Produzido pela Ri7a - a Inteligência Artificial do R7

A Rússia está interessada em saber se Donald Trump realmente alterou sua posição sobre o conflito na Ucrânia. Em declaração durante a cúpula do G7, o presidente francês Emmanuel Macron disse que Donald Trump havia reconhecido que a Rússia não deseja a paz na Ucrânia, o que seria uma verdadeira mudança de abordagem dos EUA.

O chanceler russo afirmou que Moscou ainda não recebeu nenhuma declaração dos Estados Unidos sobre suas conclusões a respeito da cúpula, nem sobre o que pretende fazer a seguir. O porta-voz do Kremlin declarou que a Rússia aprecia os esforços do presidente Donald Trump para intermediar a guerra na Ucrânia e que acredita que os Estados Unidos compreendem que não é possível mediar um conflito apoiando unicamente um dos lados.
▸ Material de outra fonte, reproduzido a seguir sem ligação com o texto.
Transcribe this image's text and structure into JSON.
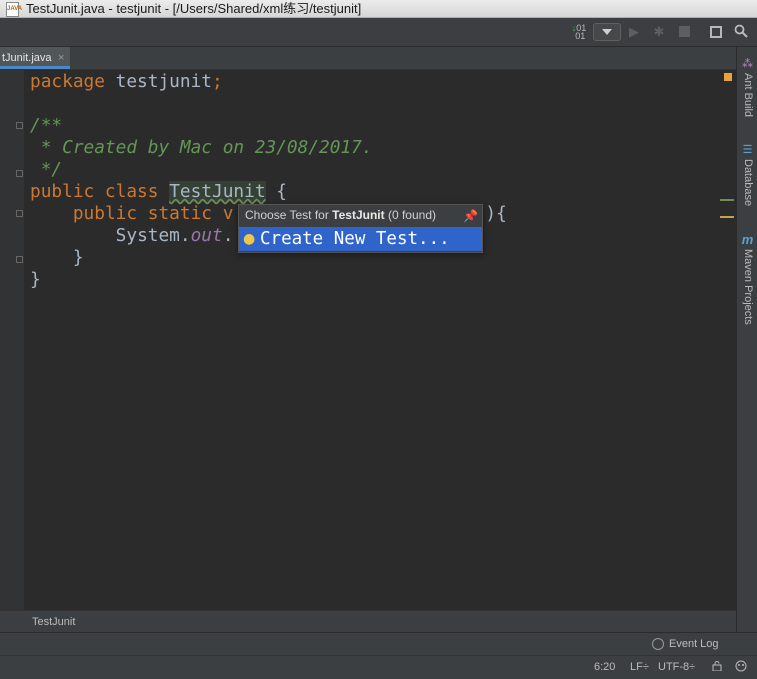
{
  "window": {
    "title": "TestJunit.java - testjunit - [/Users/Shared/xml练习/testjunit]",
    "file_icon": "java-file-icon"
  },
  "toolbar": {
    "icons": [
      "sort-icon",
      "run-config-dropdown",
      "run-icon",
      "debug-icon",
      "stop-icon",
      "project-structure-icon",
      "search-icon"
    ]
  },
  "tab": {
    "label": "tJunit.java",
    "close": "×"
  },
  "code": {
    "line1_kw": "package",
    "line1_rest": " testjunit",
    "line1_semi": ";",
    "line3": "/**",
    "line4": " * Created by Mac on 23/08/2017.",
    "line5": " */",
    "line6_kw": "public class",
    "line6_class": "TestJunit",
    "line6_brace": " {",
    "line7_kw": "public static v",
    "line7_rest": ")",
    "line7_brace": "{",
    "line8_a": "System.",
    "line8_field": "out",
    "line8_b": ".",
    "line9": "}",
    "line10": "}"
  },
  "popup": {
    "header_prefix": "Choose Test for ",
    "header_class": "TestJunit",
    "header_suffix": " (0 found)",
    "pin_icon": "pin-icon",
    "item_label": "Create New Test...",
    "item_icon": "lightbulb-icon"
  },
  "right_tools": [
    {
      "label": "Ant Build",
      "icon": "ant-icon"
    },
    {
      "label": "Database",
      "icon": "database-icon"
    },
    {
      "label": "Maven Projects",
      "icon": "maven-icon"
    }
  ],
  "right_tool_glyphs": {
    "ant": "⁂",
    "database": "☰",
    "maven": "m"
  },
  "breadcrumb": "TestJunit",
  "event_log": "Event Log",
  "status": {
    "position": "6:20",
    "line_sep": "LF÷",
    "encoding": "UTF-8÷"
  },
  "colors": {
    "keyword": "#cc7832",
    "comment": "#629755",
    "field": "#9876aa",
    "selection": "#2f65ca",
    "warning": "#e6a23c"
  }
}
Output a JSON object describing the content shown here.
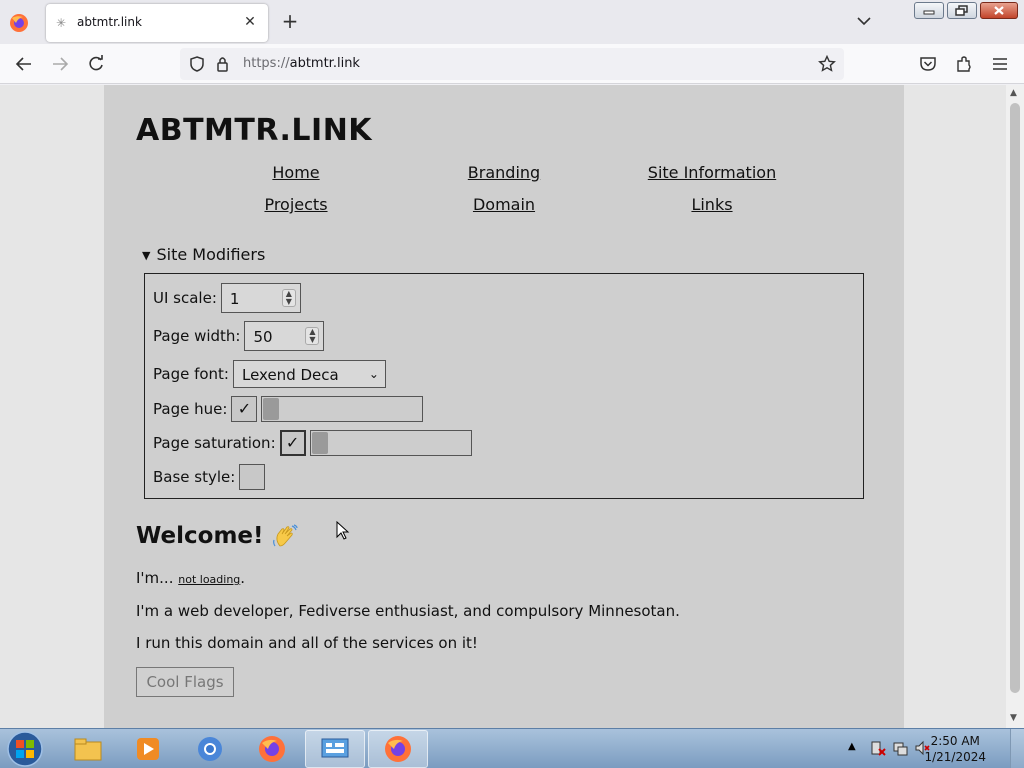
{
  "browser": {
    "tab_title": "abtmtr.link",
    "url_scheme": "https://",
    "url_host": "abtmtr.link"
  },
  "site": {
    "title": "ABTMTR.LINK",
    "nav": [
      "Home",
      "Branding",
      "Site Information",
      "Projects",
      "Domain",
      "Links"
    ],
    "modifiers": {
      "summary": "Site Modifiers",
      "ui_scale_label": "UI scale:",
      "ui_scale_value": "1",
      "page_width_label": "Page width:",
      "page_width_value": "50",
      "page_font_label": "Page font:",
      "page_font_value": "Lexend Deca",
      "page_hue_label": "Page hue:",
      "page_hue_checked": true,
      "page_hue_level": 0,
      "page_saturation_label": "Page saturation:",
      "page_saturation_checked": true,
      "page_saturation_level": 0,
      "base_style_label": "Base style:",
      "base_style_checked": false,
      "check_glyph": "✓"
    },
    "welcome_heading": "Welcome!",
    "im_prefix": "I'm...",
    "im_link": "not loading",
    "im_suffix": ".",
    "line1": "I'm a web developer, Fediverse enthusiast, and compulsory Minnesotan.",
    "line2": "I run this domain and all of the services on it!",
    "cool_flags_button": "Cool Flags"
  },
  "taskbar": {
    "time": "2:50 AM",
    "date": "1/21/2024"
  },
  "icons": [
    "firefox-icon",
    "close-icon",
    "plus-icon",
    "chevron-down-icon",
    "back-icon",
    "forward-icon",
    "reload-icon",
    "shield-icon",
    "lock-icon",
    "star-icon",
    "pocket-icon",
    "extensions-icon",
    "menu-icon",
    "wave-emoji-icon",
    "windows-start-icon",
    "explorer-icon",
    "media-player-icon",
    "chrome-icon",
    "control-panel-icon"
  ]
}
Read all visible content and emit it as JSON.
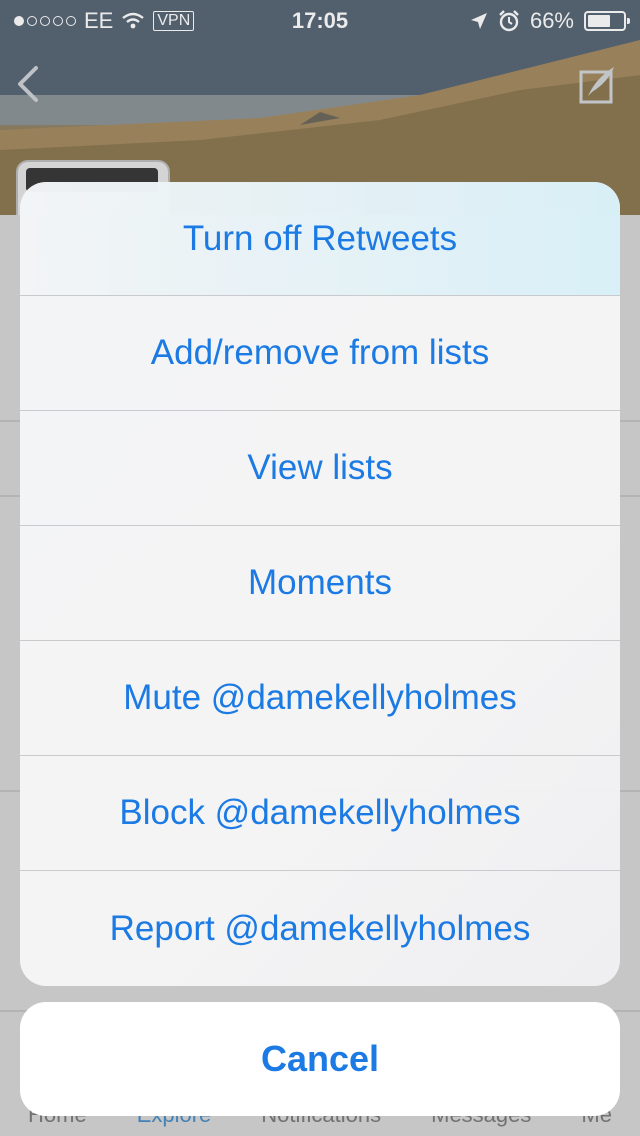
{
  "status_bar": {
    "carrier": "EE",
    "vpn": "VPN",
    "time": "17:05",
    "battery": "66%",
    "battery_level": 0.66,
    "signal_dots_filled": 1,
    "icons": [
      "wifi-icon",
      "location-arrow-icon",
      "alarm-icon",
      "battery-icon"
    ]
  },
  "nav": {
    "back_icon": "chevron-left-icon",
    "compose_icon": "compose-quill-icon"
  },
  "bottom_tabs": {
    "items": [
      {
        "label": "Home"
      },
      {
        "label": "Explore"
      },
      {
        "label": "Notifications"
      },
      {
        "label": "Messages"
      },
      {
        "label": "Me"
      }
    ],
    "active": "Explore"
  },
  "action_sheet": {
    "items": [
      {
        "label": "Turn off Retweets"
      },
      {
        "label": "Add/remove from lists"
      },
      {
        "label": "View lists"
      },
      {
        "label": "Moments"
      },
      {
        "label": "Mute @damekellyholmes"
      },
      {
        "label": "Block @damekellyholmes"
      },
      {
        "label": "Report @damekellyholmes"
      }
    ],
    "cancel_label": "Cancel"
  },
  "colors": {
    "action_text": "#1b7ae3",
    "sheet_background": "#f5f6f7"
  }
}
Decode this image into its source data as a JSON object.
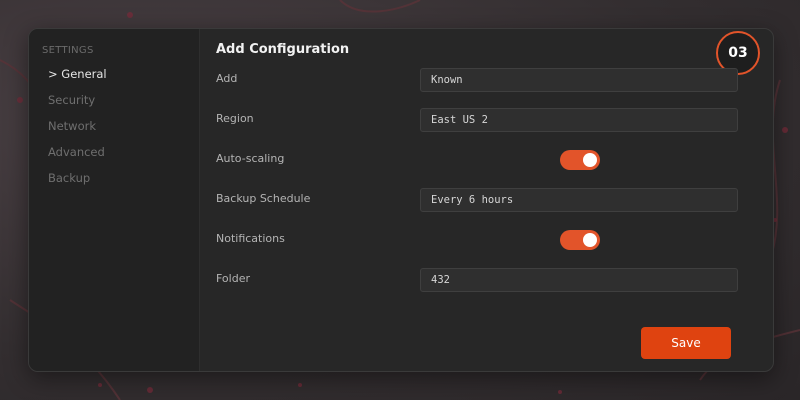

Segundo Igor Lucena, economista e especialista em relações internacionais, a diminuição das tensões com o Irã deve permitir que a retomada das negociações de paz se torne uma prioridade na agenda internacional. Segundo ele, os EUA serão o principal mediador entre Rússia e Ucrânia, em meio a pressões econômicas sobre Moscou, mesmo com a retomada das exportações de petróleo e o acordo comercial entre Washington e Kiev para exploração de terras raras. De acordo com o especialista, a maior discussão em um possível acordo girará em torno das linhas de defesa e dos territórios que cada parte ainda controlará, além das garantias para proteger essas fronteiras.